Recent scholarship has affirmed the position of the four Scottish Colourists in the development of Modernism in the early 20th century. Works such as this from the high-point of Hunter's career in the mid-1920s represent the unequivocal evidence of their involvement. Academics now agree that the Colourists have been somewhat erroneously written out of the art history of the period, when in fact their presence during and immediately after the fermentation of Modernism, and their understanding of the artistic developments in Paris ongoing, was unrivalled by their English counterparts.
Hunter was in Paris as early as 1907 where he became a fervent admirer of Cezanne and a devotee to the principles which underpinned the artist's practice, particularly as regards form and perspective. Further visits in the early 1920s and exposure to the increasing strides Matisse was making - pushing colour to the extreme as both a formal and decorative device - resulted in Hunter assimilating these qualities into his own work. By 1923-26 he had emphatically hit his stride as an artist, creating a style that was progressive and distinctly his own. Thanks to a series of critically and commercially well-received exhibitions in Glasgow, Edinburgh, London and Paris he was, by this time, a relatively well recognised and celebrated Modernist.
Scratch the surface and the high regard in which his work from this period was held is not difficult to glean. There are telling exhibition reviews discussing his "recognised position among the younger generation of artists," and praising his "daring and harmonious" compositions. In a letter to a friend in 1924, Hunter references a particularly notable commendation from the prominent Parisian art dealer Etienne Bignou: "Bignou told McNeill (a collector) he thought Matisse the only man in Paris the equal of Peploe and myself." The recording of history can be both biased and fallible, but the primary evidence clearly indicates that Hunter's status was prominent in certain influential circles of the time.
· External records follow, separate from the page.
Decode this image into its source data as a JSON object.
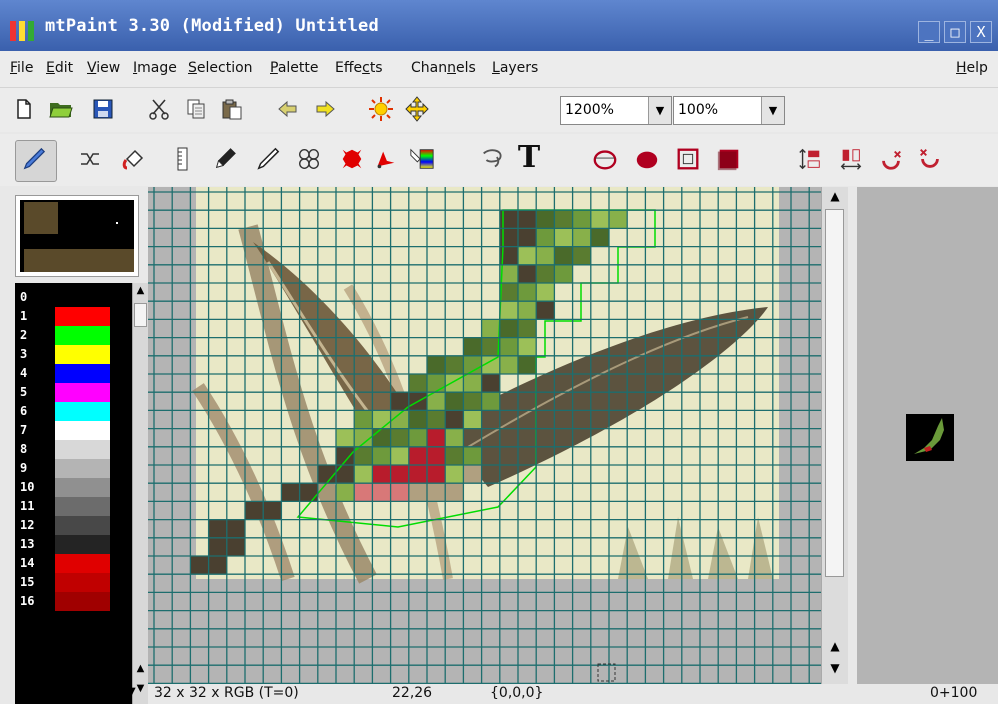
{
  "window": {
    "title": "mtPaint 3.30 (Modified) Untitled",
    "minimize_label": "_",
    "maximize_label": "□",
    "close_label": "X"
  },
  "menu": {
    "items": [
      "File",
      "Edit",
      "View",
      "Image",
      "Selection",
      "Palette",
      "Effects",
      "Channels",
      "Layers"
    ],
    "help": "Help"
  },
  "toolbar": {
    "zoom_value": "1200%",
    "opacity_value": "100%"
  },
  "palette": {
    "entries": [
      {
        "index": "0",
        "color": "#000000"
      },
      {
        "index": "1",
        "color": "#ff0000"
      },
      {
        "index": "2",
        "color": "#00ff00"
      },
      {
        "index": "3",
        "color": "#ffff00"
      },
      {
        "index": "4",
        "color": "#0000ff"
      },
      {
        "index": "5",
        "color": "#ff00ff"
      },
      {
        "index": "6",
        "color": "#00ffff"
      },
      {
        "index": "7",
        "color": "#ffffff"
      },
      {
        "index": "8",
        "color": "#d8d8d8"
      },
      {
        "index": "9",
        "color": "#b4b4b4"
      },
      {
        "index": "10",
        "color": "#909090"
      },
      {
        "index": "11",
        "color": "#6c6c6c"
      },
      {
        "index": "12",
        "color": "#484848"
      },
      {
        "index": "13",
        "color": "#242424"
      },
      {
        "index": "14",
        "color": "#e00000"
      },
      {
        "index": "15",
        "color": "#c00000"
      },
      {
        "index": "16",
        "color": "#a00000"
      }
    ]
  },
  "status": {
    "image_info": "32 x 32 x RGB  (T=0)",
    "cursor_pos": "22,26",
    "pixel_value": "{0,0,0}",
    "zoom_info": "0+100"
  },
  "colors": {
    "grid": "#1d6e6e",
    "selection": "#00dd00",
    "canvas_bg": "#b4b4b4"
  }
}
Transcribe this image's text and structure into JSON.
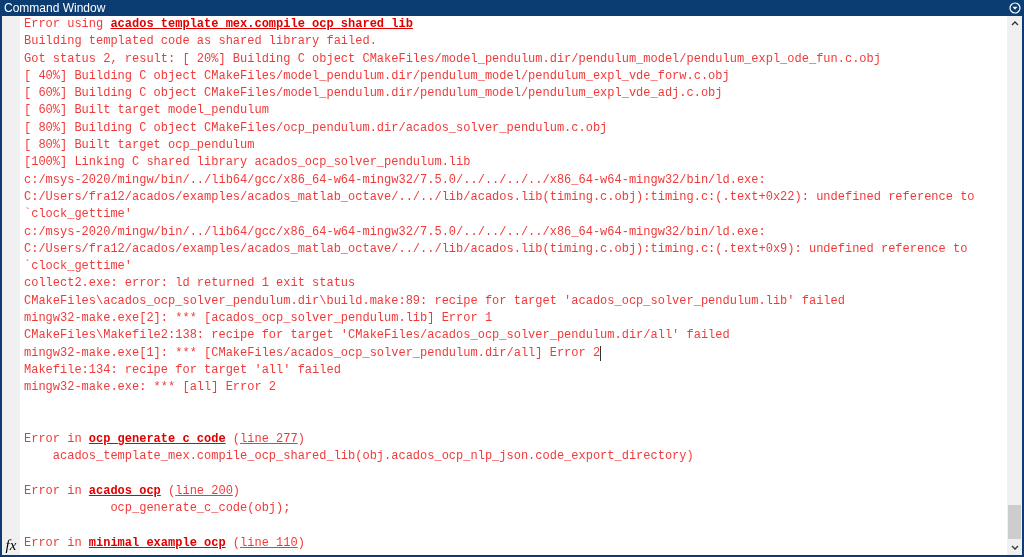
{
  "window": {
    "title": "Command Window"
  },
  "prompt_icon": "fx",
  "lines": [
    {
      "kind": "text",
      "caret": false,
      "segments": [
        {
          "kind": "plain",
          "text": "Error using "
        },
        {
          "kind": "link",
          "text": "acados_template_mex.compile_ocp_shared_lib"
        }
      ]
    },
    {
      "kind": "text",
      "caret": false,
      "segments": [
        {
          "kind": "plain",
          "text": "Building templated code as shared library failed."
        }
      ]
    },
    {
      "kind": "text",
      "caret": false,
      "segments": [
        {
          "kind": "plain",
          "text": "Got status 2, result: [ 20%] Building C object CMakeFiles/model_pendulum.dir/pendulum_model/pendulum_expl_ode_fun.c.obj"
        }
      ]
    },
    {
      "kind": "text",
      "caret": false,
      "segments": [
        {
          "kind": "plain",
          "text": "[ 40%] Building C object CMakeFiles/model_pendulum.dir/pendulum_model/pendulum_expl_vde_forw.c.obj"
        }
      ]
    },
    {
      "kind": "text",
      "caret": false,
      "segments": [
        {
          "kind": "plain",
          "text": "[ 60%] Building C object CMakeFiles/model_pendulum.dir/pendulum_model/pendulum_expl_vde_adj.c.obj"
        }
      ]
    },
    {
      "kind": "text",
      "caret": false,
      "segments": [
        {
          "kind": "plain",
          "text": "[ 60%] Built target model_pendulum"
        }
      ]
    },
    {
      "kind": "text",
      "caret": false,
      "segments": [
        {
          "kind": "plain",
          "text": "[ 80%] Building C object CMakeFiles/ocp_pendulum.dir/acados_solver_pendulum.c.obj"
        }
      ]
    },
    {
      "kind": "text",
      "caret": false,
      "segments": [
        {
          "kind": "plain",
          "text": "[ 80%] Built target ocp_pendulum"
        }
      ]
    },
    {
      "kind": "text",
      "caret": false,
      "segments": [
        {
          "kind": "plain",
          "text": "[100%] Linking C shared library acados_ocp_solver_pendulum.lib"
        }
      ]
    },
    {
      "kind": "text",
      "caret": false,
      "segments": [
        {
          "kind": "plain",
          "text": "c:/msys-2020/mingw/bin/../lib64/gcc/x86_64-w64-mingw32/7.5.0/../../../../x86_64-w64-mingw32/bin/ld.exe:"
        }
      ]
    },
    {
      "kind": "text",
      "caret": false,
      "segments": [
        {
          "kind": "plain",
          "text": "C:/Users/fra12/acados/examples/acados_matlab_octave/../../lib/acados.lib(timing.c.obj):timing.c:(.text+0x22): undefined reference to"
        }
      ]
    },
    {
      "kind": "text",
      "caret": false,
      "segments": [
        {
          "kind": "plain",
          "text": "`clock_gettime'"
        }
      ]
    },
    {
      "kind": "text",
      "caret": false,
      "segments": [
        {
          "kind": "plain",
          "text": "c:/msys-2020/mingw/bin/../lib64/gcc/x86_64-w64-mingw32/7.5.0/../../../../x86_64-w64-mingw32/bin/ld.exe:"
        }
      ]
    },
    {
      "kind": "text",
      "caret": false,
      "segments": [
        {
          "kind": "plain",
          "text": "C:/Users/fra12/acados/examples/acados_matlab_octave/../../lib/acados.lib(timing.c.obj):timing.c:(.text+0x9): undefined reference to"
        }
      ]
    },
    {
      "kind": "text",
      "caret": false,
      "segments": [
        {
          "kind": "plain",
          "text": "`clock_gettime'"
        }
      ]
    },
    {
      "kind": "text",
      "caret": false,
      "segments": [
        {
          "kind": "plain",
          "text": "collect2.exe: error: ld returned 1 exit status"
        }
      ]
    },
    {
      "kind": "text",
      "caret": false,
      "segments": [
        {
          "kind": "plain",
          "text": "CMakeFiles\\acados_ocp_solver_pendulum.dir\\build.make:89: recipe for target 'acados_ocp_solver_pendulum.lib' failed"
        }
      ]
    },
    {
      "kind": "text",
      "caret": false,
      "segments": [
        {
          "kind": "plain",
          "text": "mingw32-make.exe[2]: *** [acados_ocp_solver_pendulum.lib] Error 1"
        }
      ]
    },
    {
      "kind": "text",
      "caret": false,
      "segments": [
        {
          "kind": "plain",
          "text": "CMakeFiles\\Makefile2:138: recipe for target 'CMakeFiles/acados_ocp_solver_pendulum.dir/all' failed"
        }
      ]
    },
    {
      "kind": "text",
      "caret": true,
      "segments": [
        {
          "kind": "plain",
          "text": "mingw32-make.exe[1]: *** [CMakeFiles/acados_ocp_solver_pendulum.dir/all] Error 2"
        }
      ]
    },
    {
      "kind": "text",
      "caret": false,
      "segments": [
        {
          "kind": "plain",
          "text": "Makefile:134: recipe for target 'all' failed"
        }
      ]
    },
    {
      "kind": "text",
      "caret": false,
      "segments": [
        {
          "kind": "plain",
          "text": "mingw32-make.exe: *** [all] Error 2"
        }
      ]
    },
    {
      "kind": "blank"
    },
    {
      "kind": "blank"
    },
    {
      "kind": "text",
      "caret": false,
      "segments": [
        {
          "kind": "plain",
          "text": "Error in "
        },
        {
          "kind": "link",
          "text": "ocp_generate_c_code"
        },
        {
          "kind": "plain",
          "text": " ("
        },
        {
          "kind": "line-link",
          "text": "line 277"
        },
        {
          "kind": "plain",
          "text": ")"
        }
      ]
    },
    {
      "kind": "text",
      "caret": false,
      "segments": [
        {
          "kind": "plain",
          "text": "    acados_template_mex.compile_ocp_shared_lib(obj.acados_ocp_nlp_json.code_export_directory)"
        }
      ]
    },
    {
      "kind": "blank"
    },
    {
      "kind": "text",
      "caret": false,
      "segments": [
        {
          "kind": "plain",
          "text": "Error in "
        },
        {
          "kind": "link",
          "text": "acados_ocp"
        },
        {
          "kind": "plain",
          "text": " ("
        },
        {
          "kind": "line-link",
          "text": "line 200"
        },
        {
          "kind": "plain",
          "text": ")"
        }
      ]
    },
    {
      "kind": "text",
      "caret": false,
      "segments": [
        {
          "kind": "plain",
          "text": "            ocp_generate_c_code(obj);"
        }
      ]
    },
    {
      "kind": "blank"
    },
    {
      "kind": "text",
      "caret": false,
      "segments": [
        {
          "kind": "plain",
          "text": "Error in "
        },
        {
          "kind": "link",
          "text": "minimal_example_ocp"
        },
        {
          "kind": "plain",
          "text": " ("
        },
        {
          "kind": "line-link",
          "text": "line 110"
        },
        {
          "kind": "plain",
          "text": ")"
        }
      ]
    }
  ]
}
When considering a work like the example illustrated here and due to be offered in our next Scottish Paintings & Sculpture auction on 07 December, such praise is easy to understand. One of a series of much-celebrated still lifes, it features some of his recurring components; a highly patterned and decorative Persian curtain, a gleaming mahogany table top, an arrangement of roses, and an elegant porcelain fruit dish. It's an ambitious composition, but each element is expertly balanced. Hunter had spent much time developing a sense of line to match his masterful use of colour, and this work demonstrates the summation of those efforts. He succeeds in drawing the viewer's eye across the varying passages of paint, from decorative, textured impasto to broader fields across which the eye smoothly travels.
Given what we know about Hunter's struggles with ill physical and mental health, and the disheartening opposition all of the Colourists faced from the staid art institutions of Scotland, paintings like this sing with the confidence of hard-won and well-deserved recognition from the art world's progressive elites.